Department of Entomology and Plant Pathology, Oklahoma State University, Stillwater, OK, 74078, USA.
Department of Biochemistry and Molecular Biophysics, Kansas State University, Manhattan, KS, 66506, USA.
Insect Biochem Mol Biol. 2022 Sep;148:103818. doi: 10.1016/j.ibmb.2022.103818. Epub 2022 Aug 23.
Serine protease cascades have evolved in vertebrates and invertebrates to mediate rapid defense responses. Previous biochemical studies showed that in hemolymph of a caterpillar, Manduca sexta, recognition of fungi by β-1,3-glucan recognition proteins (βGRP1 and βGRP2) or recognition of bacteria by peptidoglycan recognition protein-1 (PGRP1) and microbe binding protein (MBP) results in autoactivation of hemolymph protease-14 precursor (proHP14). HP14 then activates downstream members of a protease cascade leading to the melanization immune response. ProHP14 has a complex domain architecture, with five low-density lipoprotein receptor class A repeats at its amino terminus, followed by a Sushi domain, a Sushi domain variant called Wonton, and a carboxyl-terminal serine protease catalytic domain. Its zymogen form is activated by specific proteolytic cleavage at the amino-terminal end of the protease domain. While a molecular mechanism for recognition and triggering the response to β-1,3-glucan has been delineated, it is unclear how bacterial recognition stimulates proHP14 activation. To fill this knowledge gap, we expressed the two domains of M. sexta MBP and found that the amino-terminal domain binds to diaminopimelic acid-peptidoglycan (DAP-PG).

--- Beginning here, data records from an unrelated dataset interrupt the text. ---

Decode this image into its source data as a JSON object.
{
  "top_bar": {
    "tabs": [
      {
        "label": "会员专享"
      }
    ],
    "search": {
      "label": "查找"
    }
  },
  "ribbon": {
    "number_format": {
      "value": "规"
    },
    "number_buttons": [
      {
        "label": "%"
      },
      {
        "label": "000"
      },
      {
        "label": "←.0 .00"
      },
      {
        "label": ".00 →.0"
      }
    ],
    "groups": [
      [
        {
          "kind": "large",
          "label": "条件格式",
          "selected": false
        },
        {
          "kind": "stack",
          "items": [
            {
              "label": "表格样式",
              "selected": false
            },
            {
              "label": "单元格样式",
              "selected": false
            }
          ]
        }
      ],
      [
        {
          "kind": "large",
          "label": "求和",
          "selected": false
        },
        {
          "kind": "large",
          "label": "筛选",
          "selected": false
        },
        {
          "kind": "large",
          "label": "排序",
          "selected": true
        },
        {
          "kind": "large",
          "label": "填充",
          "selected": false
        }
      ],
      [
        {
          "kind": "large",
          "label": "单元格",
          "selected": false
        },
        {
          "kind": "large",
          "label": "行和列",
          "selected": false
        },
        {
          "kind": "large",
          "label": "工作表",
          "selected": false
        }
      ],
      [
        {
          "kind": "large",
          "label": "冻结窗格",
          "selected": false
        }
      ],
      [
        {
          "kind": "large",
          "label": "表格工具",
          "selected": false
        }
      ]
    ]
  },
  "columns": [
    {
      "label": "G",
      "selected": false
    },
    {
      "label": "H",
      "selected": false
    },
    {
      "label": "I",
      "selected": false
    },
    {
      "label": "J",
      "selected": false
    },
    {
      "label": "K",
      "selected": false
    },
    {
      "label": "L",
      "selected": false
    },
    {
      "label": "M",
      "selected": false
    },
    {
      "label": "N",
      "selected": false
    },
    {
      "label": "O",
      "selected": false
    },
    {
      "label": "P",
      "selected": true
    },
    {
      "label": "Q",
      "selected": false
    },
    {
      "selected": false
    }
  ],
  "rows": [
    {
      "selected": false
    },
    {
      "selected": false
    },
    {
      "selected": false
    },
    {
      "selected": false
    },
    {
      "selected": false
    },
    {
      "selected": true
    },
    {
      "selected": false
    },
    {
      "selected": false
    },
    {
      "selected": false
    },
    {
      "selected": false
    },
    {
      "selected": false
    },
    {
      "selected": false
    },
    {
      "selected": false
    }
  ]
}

ProHP14 bound to both the carboxyl-terminal domain (MBP-C) and amino-terminal domain (MBP-N) of MBP. In the mixture of DAP-PG, MBP, and larval plasma, inclusion of an HP14 fragment composed of LDLa repeats 2-5 (LDLa) or MBP-C significantly reduced prophenoloxidase activation, likely by competing with the interactions of the full-length proteins, and suggesting that molecular interactions involving these regions of proHP14 and MBP take part in proHP14 activation in response to peptidoglycan. Using a series of N-terminally truncated versions of proHP14, we found that autoactivation required LDLa. The optimal ratio of PGRP1, MBP, and proHP14 is close to 3:2:1. In summary, proHP14 autoactivation by DAP-type peptidoglycan requires binding of DAP-PG by PGRP1 and the MBP N-terminal domain and association of the LDLa region of proHP14 with the MBP C-terminal domain. These interactions may concentrate the proHP14 zymogen at the bacterial cell wall surface and promote autoactivation.
丝氨酸蛋白酶级联在脊椎动物和无脊椎动物中进化,以介导快速防御反应。先前的生化研究表明,在毛毛虫 Manduca sexta 的血淋巴中,β-1,3-葡聚糖识别蛋白(βGRP1 和 βGRP2)识别真菌,或肽聚糖识别蛋白-1(PGRP1)和微生物结合蛋白(MBP)识别细菌,导致血淋巴蛋白酶-14 前体(proHP14)的自动激活。HP14 然后激活蛋白酶级联反应的下游成员,导致黑化免疫反应。ProHP14 具有复杂的结构域架构,其氨基末端有五个低密度脂蛋白受体 A 重复序列,后面是 Sushi 结构域、称为 Wonton 的 Sushi 结构域变体和羧基末端丝氨酸蛋白酶催化结构域。其酶原形式通过蛋白酶结构域氨基末端的特异性蛋白水解切割而被激活。虽然已经描述了识别和触发对β-1,3-葡聚糖的反应的分子机制,但尚不清楚细菌识别如何刺激 proHP14 激活。为了填补这一知识空白,我们表达了 M. sexta MBP 的两个结构域,发现氨基末端结构域与二氨基庚二酸-肽聚糖(DAP-PG)结合。ProHP14 与 MBP 的羧基末端结构域(MBP-C)和氨基末端结构域(MBP-N)都结合。在 DAP-PG、MBP 和幼虫血浆的混合物中,包含由 LDLa 重复 2-5 组成的 HP14 片段(LDLa)或 MBP-C 会显著降低原酚氧化酶的激活,可能是通过与全长蛋白的相互作用竞争,这表明涉及 proHP14 和 MBP 这些区域的分子相互作用参与了对肽聚糖的 proHP14 激活。使用一系列 N 端截断版本的 proHP14,我们发现自动激活需要 LDLa。PGRP1、MBP 和 proHP14 的最佳比例接近 3:2:1。总之,DAP 型肽聚糖对 proHP14 的自动激活需要 PGRP1 与 DAP-PG 的结合以及 proHP14 的 MBP N 末端结构域与 MBP C 末端结构域的关联。这些相互作用可能将 proHP14 酶原浓缩在细菌细胞壁表面,并促进自动激活。